The model has two basic hierarchical control structures; one for system development and one for system operation, with interactions between them. Between the hierarchical levels of each control structure, good communication channels are needed. A downward reference channel provides the information needed to apply constraints on the level below and an upward measuring channel provides feedback about how effectively the constraints were applied. At each level, inadequate control may result from missing constraints, inadequately communicated constraints, or from constraints that are not enforced correctly at a lower level. (Leveson, 2011).
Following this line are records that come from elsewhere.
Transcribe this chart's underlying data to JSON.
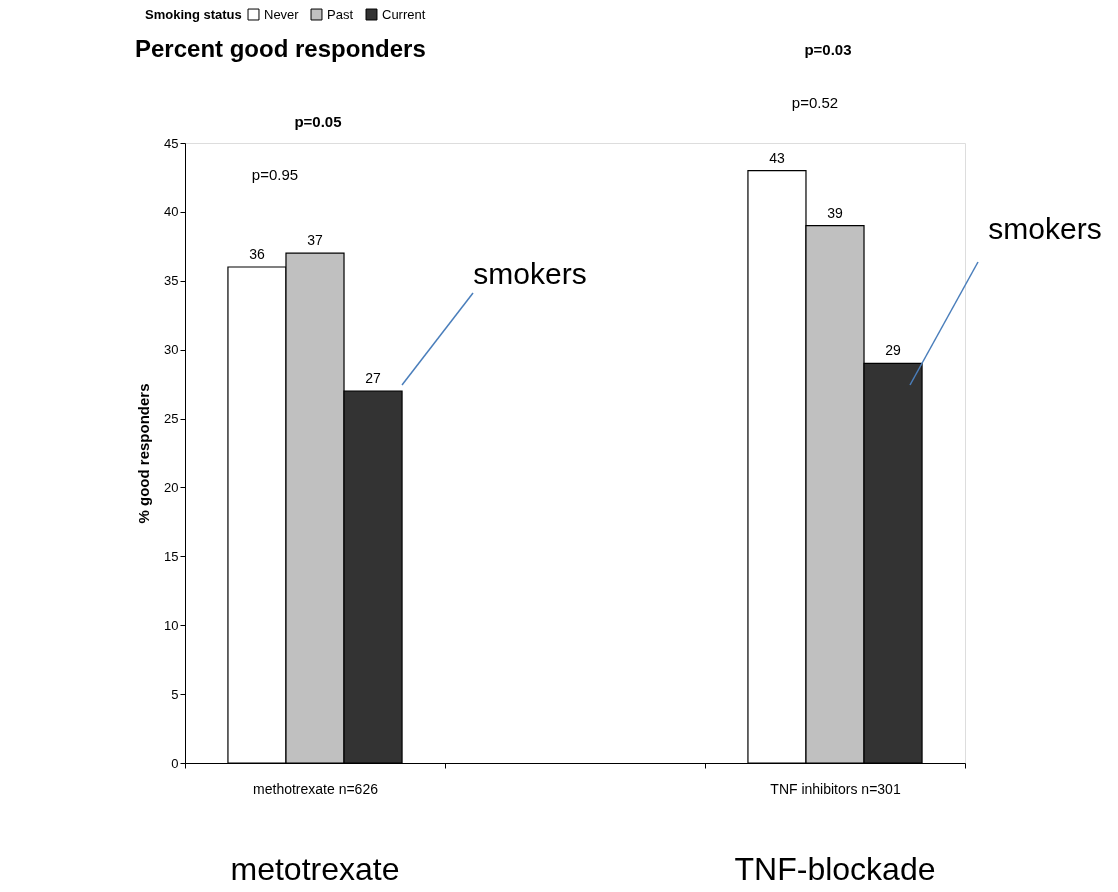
{
  "chart_data": {
    "type": "bar",
    "title": "Percent good responders",
    "ylabel": "% good responders",
    "legend_title": "Smoking status",
    "categories": [
      "methotrexate n=626",
      null,
      "TNF inhibitors n=301"
    ],
    "series": [
      {
        "name": "Never",
        "color": "#ffffff",
        "values": [
          36,
          null,
          43
        ]
      },
      {
        "name": "Past",
        "color": "#c0c0c0",
        "values": [
          37,
          null,
          39
        ]
      },
      {
        "name": "Current",
        "color": "#333333",
        "values": [
          27,
          null,
          29
        ]
      }
    ],
    "ylim": [
      0,
      45
    ],
    "yticks": [
      0,
      5,
      10,
      15,
      20,
      25,
      30,
      35,
      40,
      45
    ],
    "grid": false,
    "legend": "top",
    "data_labels": true,
    "annotations": [
      "p=0.05",
      "p=0.95",
      "p=0.03",
      "p=0.52",
      "smokers",
      "smokers",
      "metotrexate",
      "TNF-blockade"
    ]
  }
}
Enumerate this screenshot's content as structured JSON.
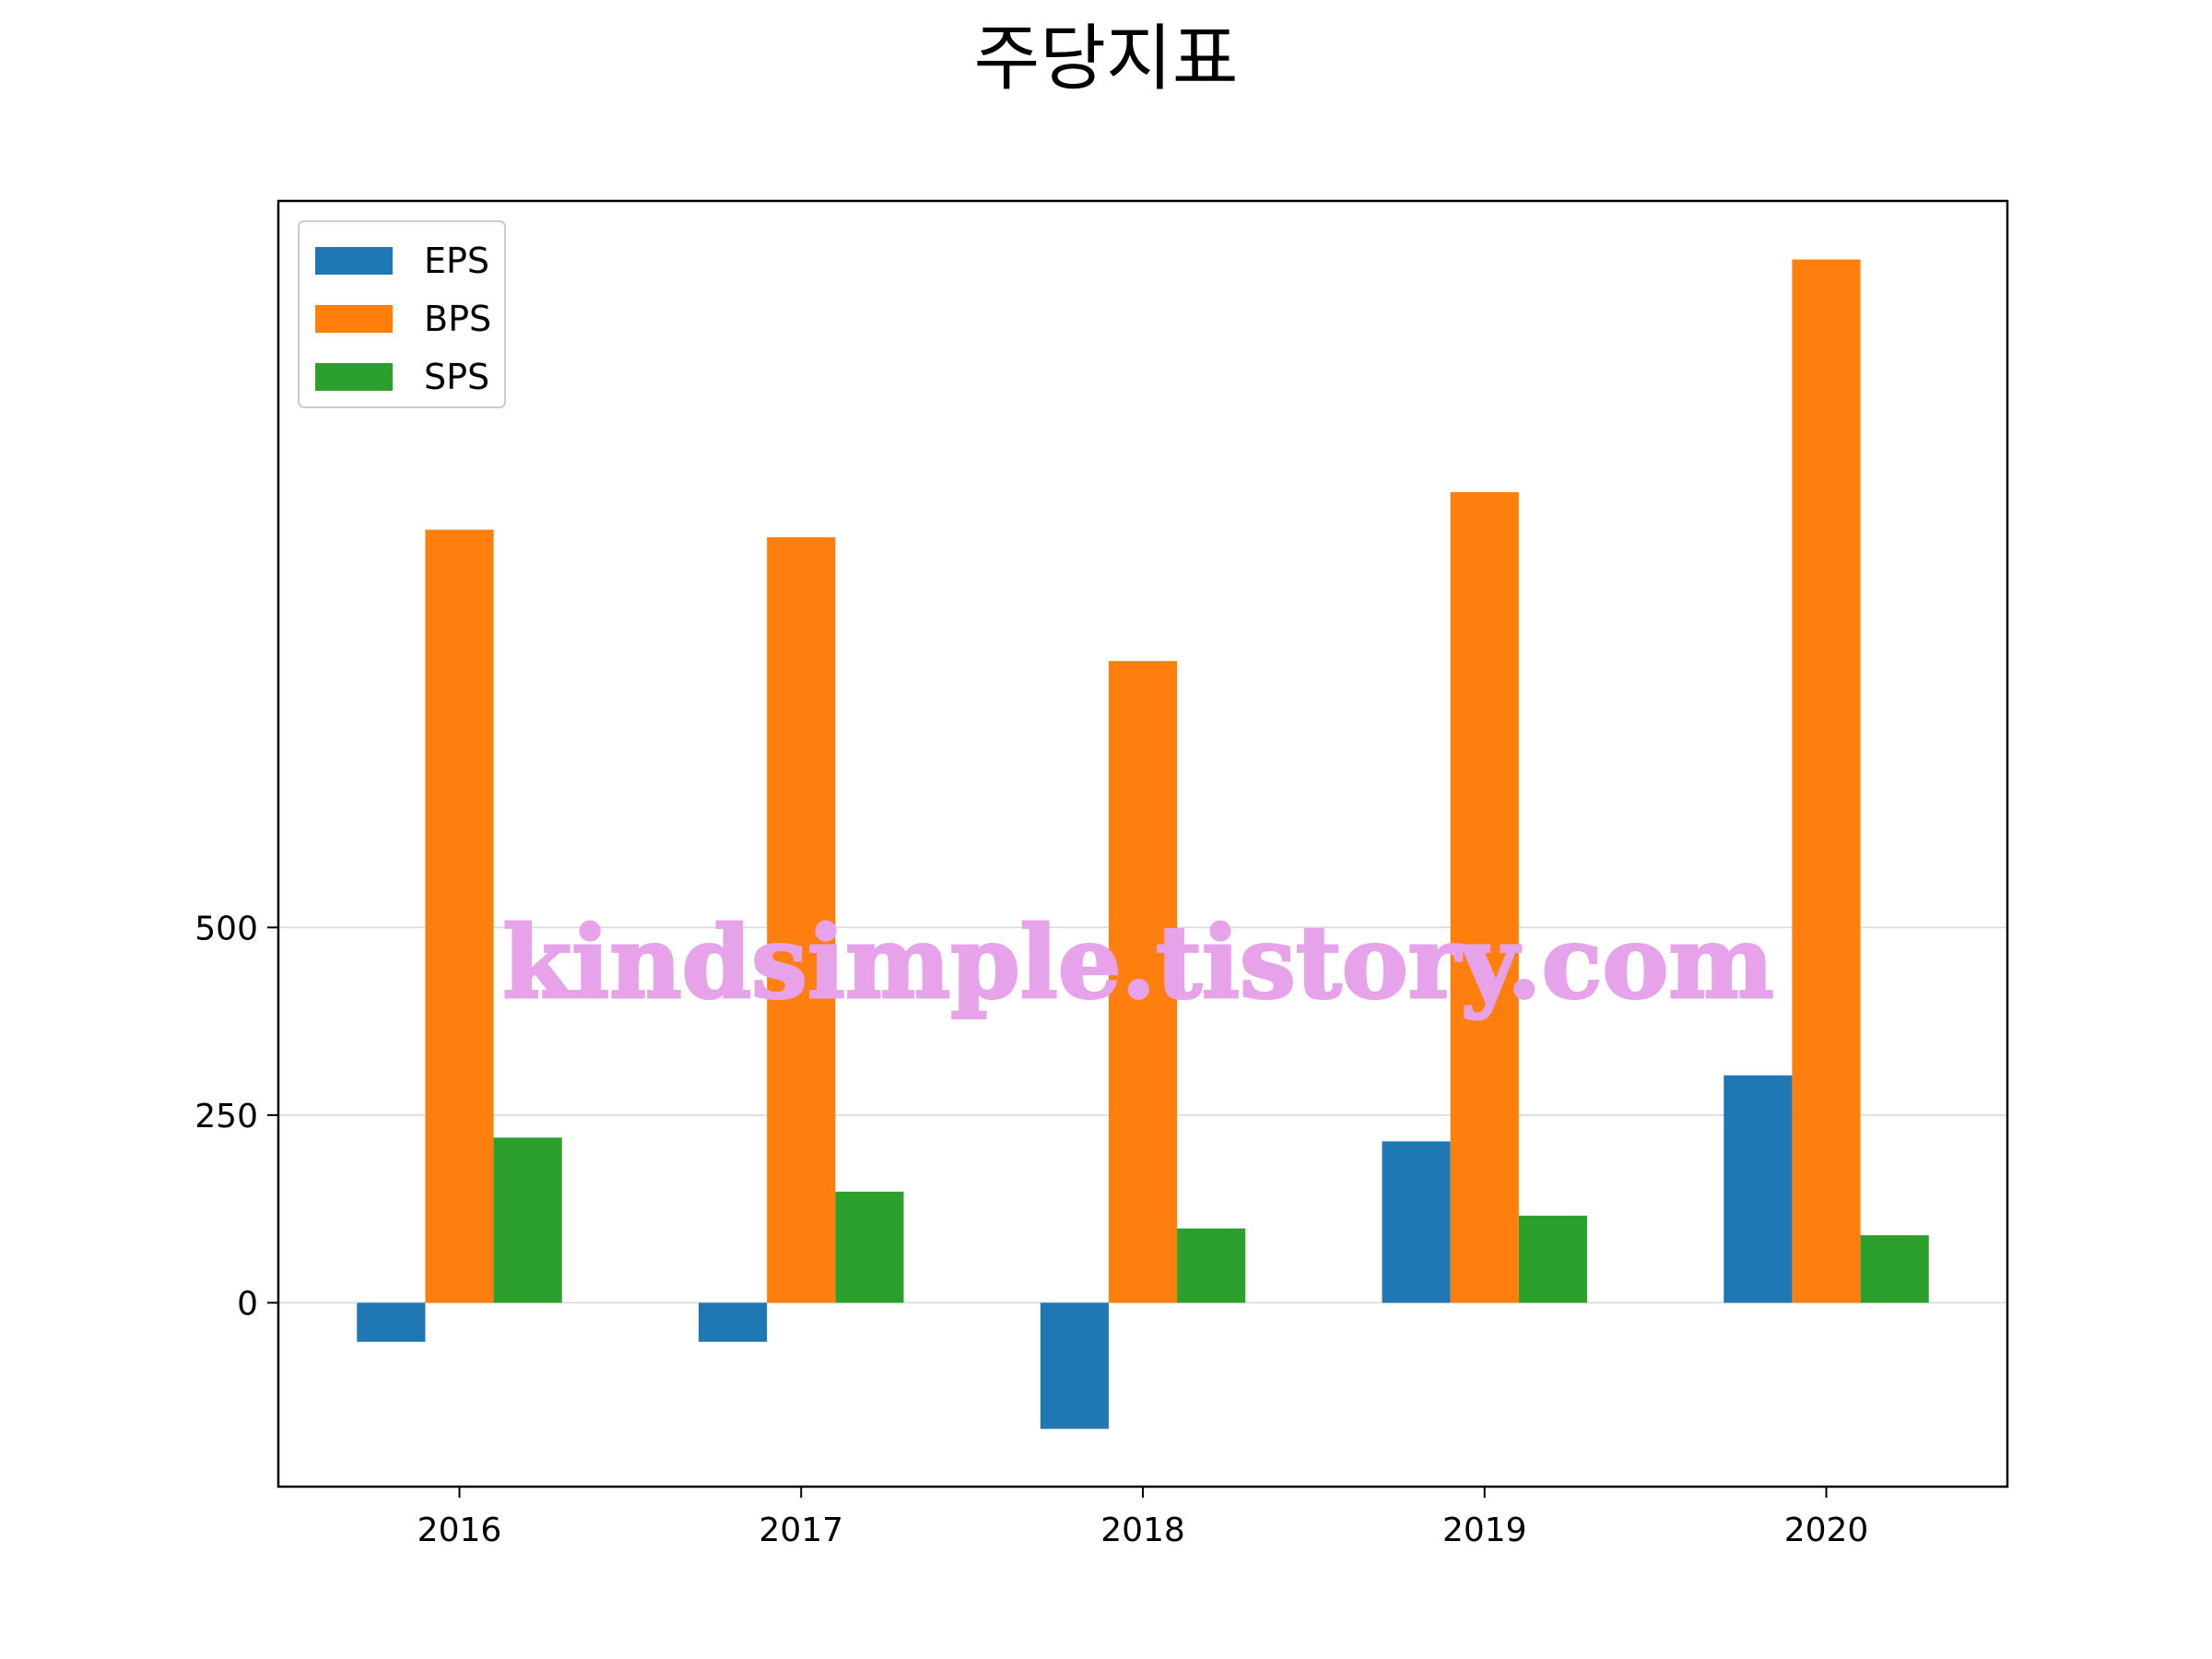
{
  "chart_data": {
    "type": "bar",
    "title": "주당지표",
    "xlabel": "",
    "ylabel": "",
    "categories": [
      "2016",
      "2017",
      "2018",
      "2019",
      "2020"
    ],
    "series": [
      {
        "name": "EPS",
        "color": "#1f77b4",
        "values": [
          -52,
          -52,
          -168,
          215,
          303
        ]
      },
      {
        "name": "BPS",
        "color": "#ff7f0e",
        "values": [
          1030,
          1020,
          855,
          1080,
          1390
        ]
      },
      {
        "name": "SPS",
        "color": "#2ca02c",
        "values": [
          220,
          148,
          99,
          116,
          90
        ]
      }
    ],
    "yticks": [
      0,
      250,
      500
    ],
    "ylim": [
      -245,
      1468
    ],
    "grid": "y",
    "legend_position": "top-left"
  },
  "watermark": "kindsimple.tistory.com"
}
Therefore, understanding why an accident occurred requires determining why the control structure was ineffective and preventing future accidents requires designing a control structure that will enforce the necessary constraints.
Therefore the implications for managing safety are that by combining safety-I and safety-II techniques, so that there is a proactive focus looking at how everyday activities go right, then accidents could be prevented by being able to identify the organisational and societal problems, which can then be changed before an accident happens, for example by making sure the right constraints are in place.
Overall, pilots are part of a complex human-automation system that can both increase and reduce the probability of an accident. Training, automation systems, and cockpit procedures can be changed so that certain mistakes will not be made again. However, it could be that with the inclusion of the humans and their variability, there will always be the possibility of an accident. However turning automation systems into effective team players may transform aviation, preventing avoidable catastrophes. Furthermore, safety management strategies should focus on how to be proactive in order to identify potential accidents before they happen, focusing on how variability and adjustments are a part of what goes right in everyday performance, which may prevent accidents from happening.